A new digester facility in eastern Wisconsin is collecting 900,000 gallons of manure per day, and converting half of that as clean water and the other half as valuable fertilizer products and bedding. The gases from the manure are used as fuel for vehicles out West.
Bobby Levine is the CEO and founder of Digested Organics, which claims one of the largest manure digester facilities in the world in Greenleaf, Wisconsin. It’s a partnership with Dynamic Renewables. Levine tells Mid-West Farm Report that the facility is fostering better relationships between farmers and their community, as well as adding value to the 11 participating farms.
The two largest farms in the project are piping the manure to the digester, eliminating 24,000 trucks off the road each year, Levine explains. The concentrated nutrients and drinking-quality water can also go back to the farms via the pipeline. The project has a discharge permit to put that clean water back into rivers to help the environment.
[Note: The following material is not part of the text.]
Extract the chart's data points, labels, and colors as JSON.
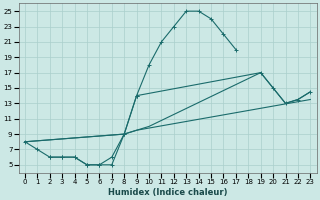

The manure goes through several steps to create these end products:
- manure goes into digesters where biogas is collected, cleaned and injected into a pipeline to be used as transportation fuel in California
- the manure that comes out of the digester goes into a screw press, and solids are dried into fiber for bedding
- the liquid is further cleaned: ultrafiltration, super filtration, reverse osmosis, biofilter and ultraviolet disinfection before being released as drinkable water into the environment
- the nutrients taken out of that water are made into two concentrated products: a thick slurry of phosphorus and nitrogen, and a concentration of ammonia and potassium
The two fertilizer products are about three to four times more concentrated than raw manure, Levine says. Farmers can combine the two and treat it like manure, applying fewer gallons per acres. Or producers can keep them separate and make custom blends depending on the crop.
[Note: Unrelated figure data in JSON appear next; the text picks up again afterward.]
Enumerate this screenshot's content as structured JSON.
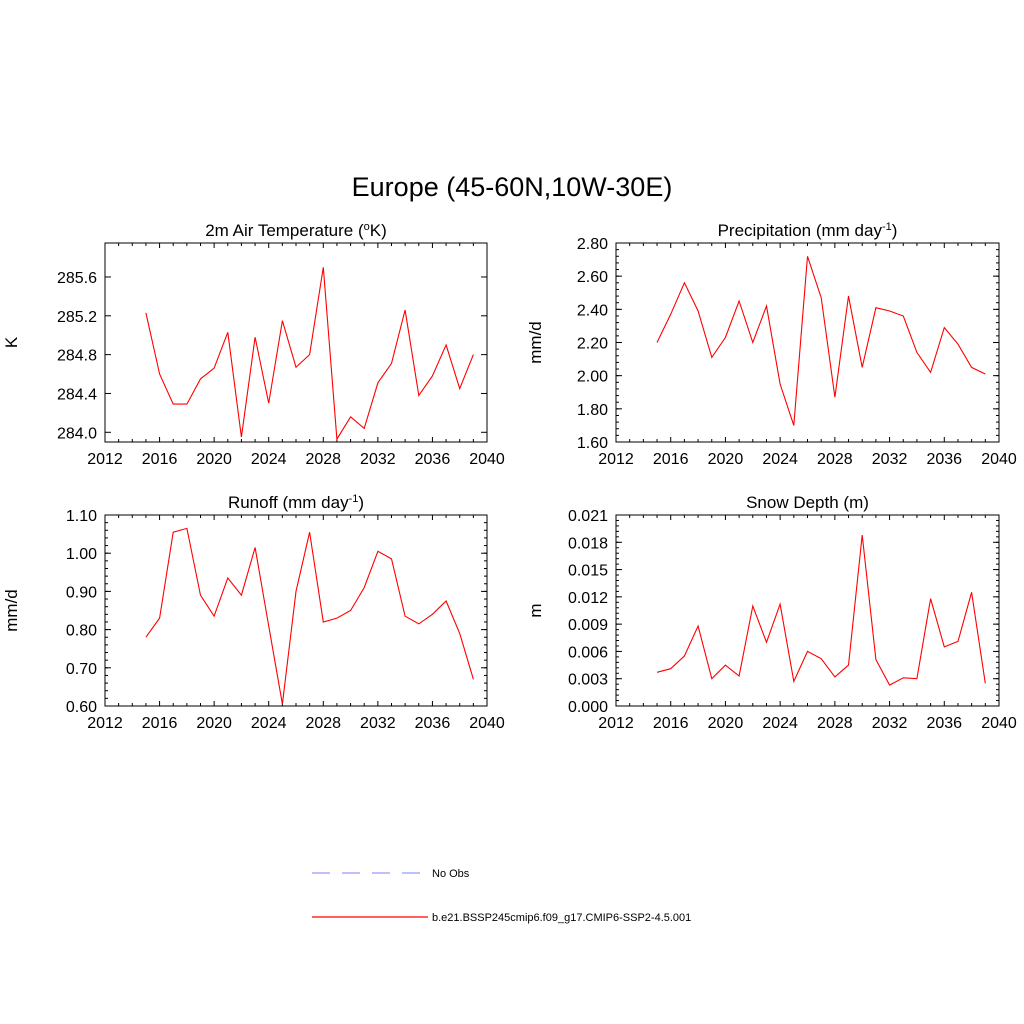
{
  "figure": {
    "title": "Europe (45-60N,10W-30E)"
  },
  "colors": {
    "series": "#ff0000",
    "obs": "#9999ff",
    "axis": "#000000"
  },
  "chart_data": [
    {
      "type": "line",
      "title": "2m Air Temperature (",
      "title_sup_pre": "o",
      "title_post": "K)",
      "title_sup_post": "",
      "title_tail": "",
      "ylabel": "K",
      "xlim": [
        2012,
        2040
      ],
      "ylim": [
        283.9,
        285.95
      ],
      "x_ticks": [
        "2012",
        "2016",
        "2020",
        "2024",
        "2028",
        "2032",
        "2036",
        "2040"
      ],
      "y_ticks": [
        284.0,
        284.4,
        284.8,
        285.2,
        285.6
      ],
      "y_tick_labels": [
        "284.0",
        "284.4",
        "284.8",
        "285.2",
        "285.6"
      ],
      "series": [
        {
          "x": [
            2015,
            2016,
            2017,
            2018,
            2019,
            2020,
            2021,
            2022,
            2023,
            2024,
            2025,
            2026,
            2027,
            2028,
            2029,
            2030,
            2031,
            2032,
            2033,
            2034,
            2035,
            2036,
            2037,
            2038,
            2039
          ],
          "values": [
            285.23,
            284.6,
            284.29,
            284.29,
            284.55,
            284.66,
            285.03,
            283.95,
            284.98,
            284.3,
            285.15,
            284.67,
            284.8,
            285.7,
            283.93,
            284.16,
            284.04,
            284.51,
            284.71,
            285.26,
            284.38,
            284.58,
            284.9,
            284.45,
            284.8
          ]
        }
      ]
    },
    {
      "type": "line",
      "title": "Precipitation (mm day",
      "title_sup_pre": "",
      "title_post": "",
      "title_sup_post": "-1",
      "title_tail": ")",
      "ylabel": "mm/d",
      "xlim": [
        2012,
        2040
      ],
      "ylim": [
        1.6,
        2.8
      ],
      "x_ticks": [
        "2012",
        "2016",
        "2020",
        "2024",
        "2028",
        "2032",
        "2036",
        "2040"
      ],
      "y_ticks": [
        1.6,
        1.8,
        2.0,
        2.2,
        2.4,
        2.6,
        2.8
      ],
      "y_tick_labels": [
        "1.60",
        "1.80",
        "2.00",
        "2.20",
        "2.40",
        "2.60",
        "2.80"
      ],
      "series": [
        {
          "x": [
            2015,
            2016,
            2017,
            2018,
            2019,
            2020,
            2021,
            2022,
            2023,
            2024,
            2025,
            2026,
            2027,
            2028,
            2029,
            2030,
            2031,
            2032,
            2033,
            2034,
            2035,
            2036,
            2037,
            2038,
            2039
          ],
          "values": [
            2.2,
            2.37,
            2.56,
            2.39,
            2.11,
            2.23,
            2.45,
            2.2,
            2.42,
            1.95,
            1.7,
            2.72,
            2.47,
            1.87,
            2.48,
            2.05,
            2.41,
            2.39,
            2.36,
            2.14,
            2.02,
            2.29,
            2.19,
            2.05,
            2.01
          ]
        }
      ]
    },
    {
      "type": "line",
      "title": "Runoff (mm day",
      "title_sup_pre": "",
      "title_post": "",
      "title_sup_post": "-1",
      "title_tail": ")",
      "ylabel": "mm/d",
      "xlim": [
        2012,
        2040
      ],
      "ylim": [
        0.6,
        1.1
      ],
      "x_ticks": [
        "2012",
        "2016",
        "2020",
        "2024",
        "2028",
        "2032",
        "2036",
        "2040"
      ],
      "y_ticks": [
        0.6,
        0.7,
        0.8,
        0.9,
        1.0,
        1.1
      ],
      "y_tick_labels": [
        "0.60",
        "0.70",
        "0.80",
        "0.90",
        "1.00",
        "1.10"
      ],
      "series": [
        {
          "x": [
            2015,
            2016,
            2017,
            2018,
            2019,
            2020,
            2021,
            2022,
            2023,
            2024,
            2025,
            2026,
            2027,
            2028,
            2029,
            2030,
            2031,
            2032,
            2033,
            2034,
            2035,
            2036,
            2037,
            2038,
            2039
          ],
          "values": [
            0.78,
            0.83,
            1.055,
            1.065,
            0.89,
            0.835,
            0.935,
            0.89,
            1.015,
            0.81,
            0.605,
            0.9,
            1.055,
            0.82,
            0.83,
            0.85,
            0.91,
            1.005,
            0.985,
            0.835,
            0.815,
            0.84,
            0.875,
            0.79,
            0.67
          ]
        }
      ]
    },
    {
      "type": "line",
      "title": "Snow Depth (m)",
      "title_sup_pre": "",
      "title_post": "",
      "title_sup_post": "",
      "title_tail": "",
      "ylabel": "m",
      "xlim": [
        2012,
        2040
      ],
      "ylim": [
        0.0,
        0.021
      ],
      "x_ticks": [
        "2012",
        "2016",
        "2020",
        "2024",
        "2028",
        "2032",
        "2036",
        "2040"
      ],
      "y_ticks": [
        0.0,
        0.003,
        0.006,
        0.009,
        0.012,
        0.015,
        0.018,
        0.021
      ],
      "y_tick_labels": [
        "0.000",
        "0.003",
        "0.006",
        "0.009",
        "0.012",
        "0.015",
        "0.018",
        "0.021"
      ],
      "series": [
        {
          "x": [
            2015,
            2016,
            2017,
            2018,
            2019,
            2020,
            2021,
            2022,
            2023,
            2024,
            2025,
            2026,
            2027,
            2028,
            2029,
            2030,
            2031,
            2032,
            2033,
            2034,
            2035,
            2036,
            2037,
            2038,
            2039
          ],
          "values": [
            0.0037,
            0.0041,
            0.0055,
            0.0088,
            0.003,
            0.0045,
            0.0033,
            0.011,
            0.007,
            0.0112,
            0.0027,
            0.006,
            0.0052,
            0.0032,
            0.0045,
            0.0188,
            0.0051,
            0.0023,
            0.0031,
            0.003,
            0.0118,
            0.0065,
            0.0071,
            0.0125,
            0.0025
          ]
        }
      ]
    }
  ],
  "legend": {
    "items": [
      {
        "label": "No Obs",
        "style": "dashed"
      },
      {
        "label": "b.e21.BSSP245cmip6.f09_g17.CMIP6-SSP2-4.5.001",
        "style": "solid"
      }
    ]
  }
}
“Today, dairy farmers who do these digester products get value in lots of different models,” Levine says. Sometimes they get a check per cow or a percentage of biogas sales. In this project, they’re getting volume reduction.
“Again that’s lower trucking costs, better uptake of nutrients, having a lot more flexibility for storage, dealing with those tighter application windows that farmers have to deal with right now for manure,” Levine says. “That was more important to them than some fractional check of some gas sales. Keeping these farms healthy and sustainable in this community required that kind of volume reduction.”